GAO found that, "Given these weaknesses, HRSA does not have a reasonable assurance that covered entities have adequately identified and addressed noncompliance with 340B Program requirements."

Recommendations

The GAO made seven recommendations to HRSA to improve oversight of 340B contract pharmacies:

  1. The Administrator of HRSA should require covered entities to register contract pharmacies for each site of the entity for which a contract exists;
  2. The Administrator of HRSA should issue guidance to covered entities on the prevention of duplicate discounts under Medicaid managed care, working with Centers for Medicare and Medicaid Services as HRSA deems necessary to coordinate with guidance provided to state Medicaid programs;
  3. The Administrator of HRSA should incorporate an assessment of covered entities' compliance with the prohibition on duplicate discounts, as it relates to Medicaid managed care claims, into its audit process after guidance has been issued and ensure that identified violations are rectified by the entities;
  4. The Administrator of HRSA should issue guidance on the length of time covered entities must look back following an audit to identify the full scope of noncompliance identified during the audit;
  5. The Administrator of HRSA should require all covered entities to specify their methodology for identifying the full scope of noncompliance identified during the audit as part of their corrective action plans, and incorporate reviews of the methodology into their audit process to ensure that entities are adequately assessing the full scope of noncompliance;
  6. The Administrator of HRSA should require all covered entities to provide evidence that their corrective action plans have been successfully implemented prior to closing audits, including documentation of the results of the entities' assessments of the full scope of noncompliance identified during each audit; and
  7. The Administrator of HRSA should provide more specific guidance to covered entities regarding contract pharmacy oversight, including the scope and frequency of such oversight.
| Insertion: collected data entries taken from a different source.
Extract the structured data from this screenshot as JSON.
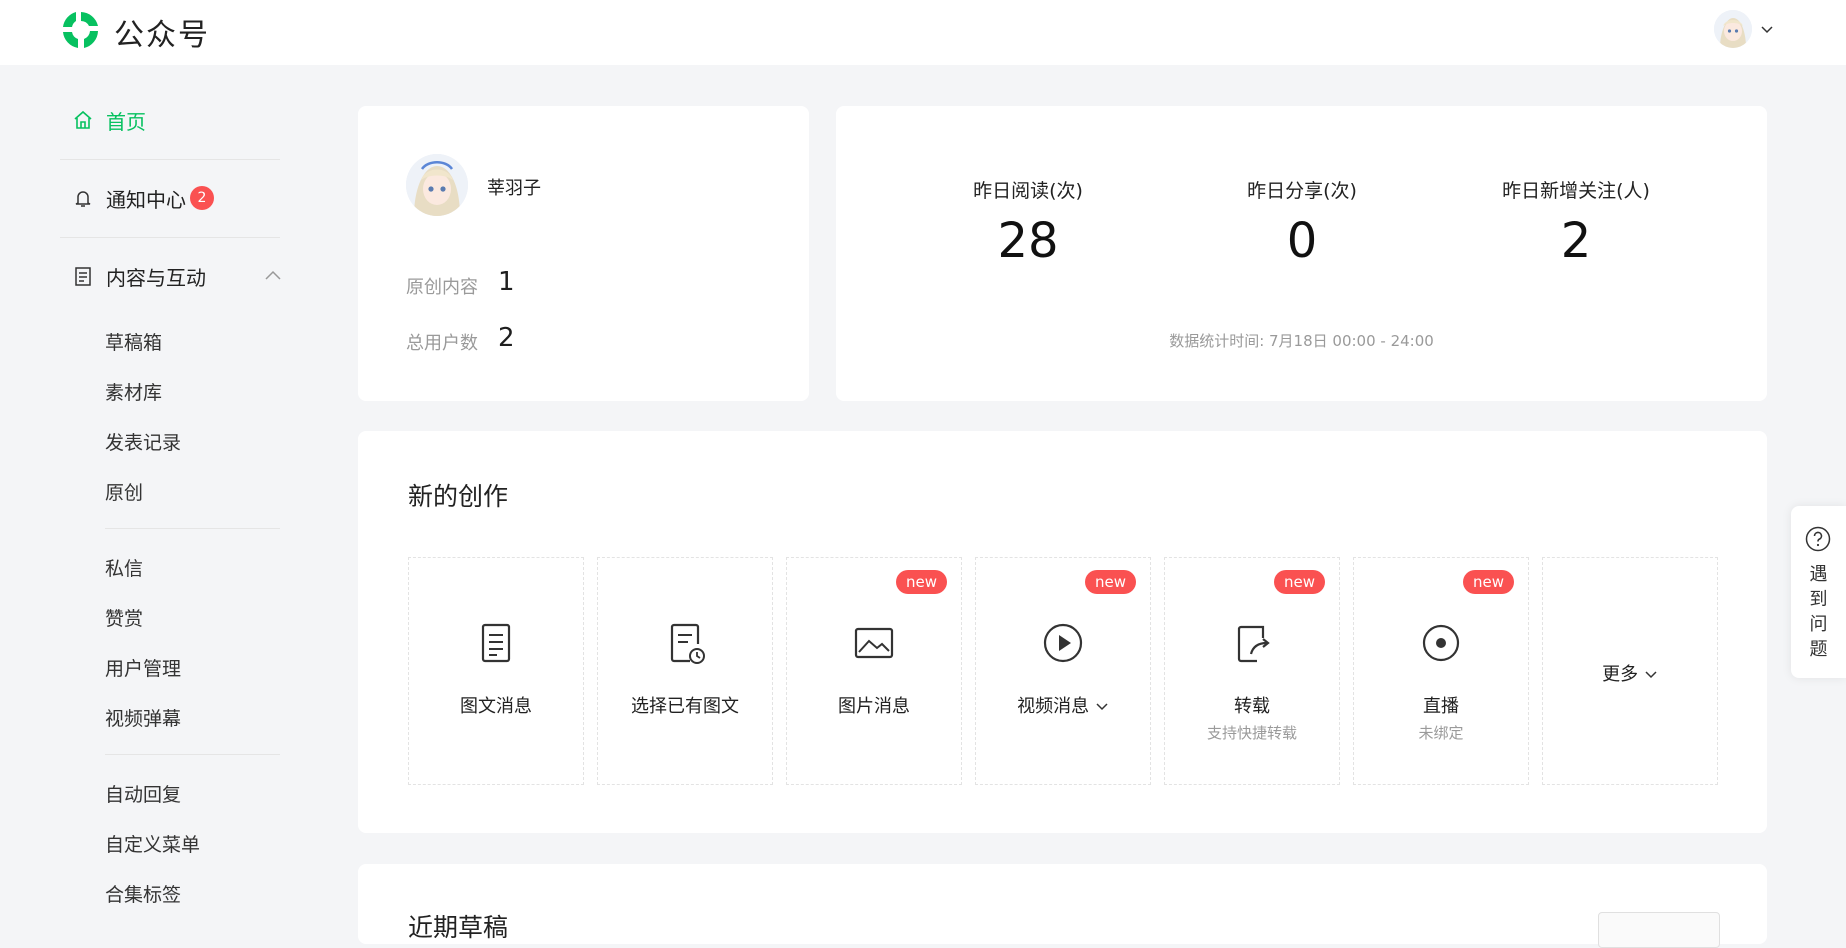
{
  "header": {
    "app_title": "公众号",
    "logo_icon": "wechat-mp-logo-icon",
    "accent": "#07c160"
  },
  "sidebar": {
    "home": "首页",
    "notify": "通知中心",
    "notify_count": "2",
    "content": "内容与互动",
    "group1": [
      "草稿箱",
      "素材库",
      "发表记录",
      "原创"
    ],
    "group2": [
      "私信",
      "赞赏",
      "用户管理",
      "视频弹幕"
    ],
    "group3": [
      "自动回复",
      "自定义菜单",
      "合集标签"
    ]
  },
  "profile": {
    "name": "莘羽子",
    "original_label": "原创内容",
    "original_value": "1",
    "users_label": "总用户数",
    "users_value": "2"
  },
  "stats": {
    "reads_label": "昨日阅读(次)",
    "reads_value": "28",
    "shares_label": "昨日分享(次)",
    "shares_value": "0",
    "follows_label": "昨日新增关注(人)",
    "follows_value": "2",
    "time_note": "数据统计时间: 7月18日 00:00 - 24:00"
  },
  "create": {
    "title": "新的创作",
    "new_tag": "new",
    "items": [
      {
        "label": "图文消息",
        "icon": "article-icon"
      },
      {
        "label": "选择已有图文",
        "icon": "existing-article-icon"
      },
      {
        "label": "图片消息",
        "icon": "image-icon"
      },
      {
        "label": "视频消息",
        "icon": "play-icon"
      },
      {
        "label": "转载",
        "sub": "支持快捷转载",
        "icon": "repost-icon"
      },
      {
        "label": "直播",
        "sub": "未绑定",
        "icon": "live-icon"
      }
    ],
    "more": "更多"
  },
  "drafts": {
    "title": "近期草稿"
  },
  "help": {
    "chars": [
      "遇",
      "到",
      "问",
      "题"
    ]
  },
  "colors": {
    "badge": "#fa5151",
    "page_bg": "#f4f5f7"
  }
}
Implications for Stakeholders

GAO's recommendation that HRSA improve oversight of 340B contract pharmacies is consistent with other recent recommendations related to the 340B program. E&C Committee Chairman Greg Walden (R-OR) and Health Subcommittee Chairman Michael Burgess (R-TX) issued a press release touting the GAO report's release, highlighting the Committee's January 2018 report finding insufficient program oversight. The chairmen stated, "It is clear that we must continue to examine how this program is working with the goal of ensuring the program properly enables safety net providers to truly help patients in need."

Changes to the 340B program enacted by Congress or the Administration in response to these recommendations could significantly impact hospitals' use of the 340B program and access to savings. For example, requirements that providers must pass the 340B discount to low-income, uninsured patients could limit how providers are able to use their program savings. Implementation of mechanisms to prevent Medicaid managed care duplicate discounts could affect hospitals' ability to use 340B for Medicaid managed care patients. Changes to the HRSA audit process could affect repayments required to manufacturers as a result of audit findings.

Baker Donelson will continue to monitor Congressional and administrative activity related to the 340B program. The Administration is currently soliciting feedback from the public on whether growth in the 340B program has caused higher drug prices. Comments are due July 16, 2018. See Baker Donelson's alert, HHS Solicits Comments on Possible 340B Program Changes to Reduce Drug Prices.

DISCLAIMER: Because of the generality of this update, the information provided herein may not be applicable in all situations and should not be acted upon without specific legal advice based on particular situations.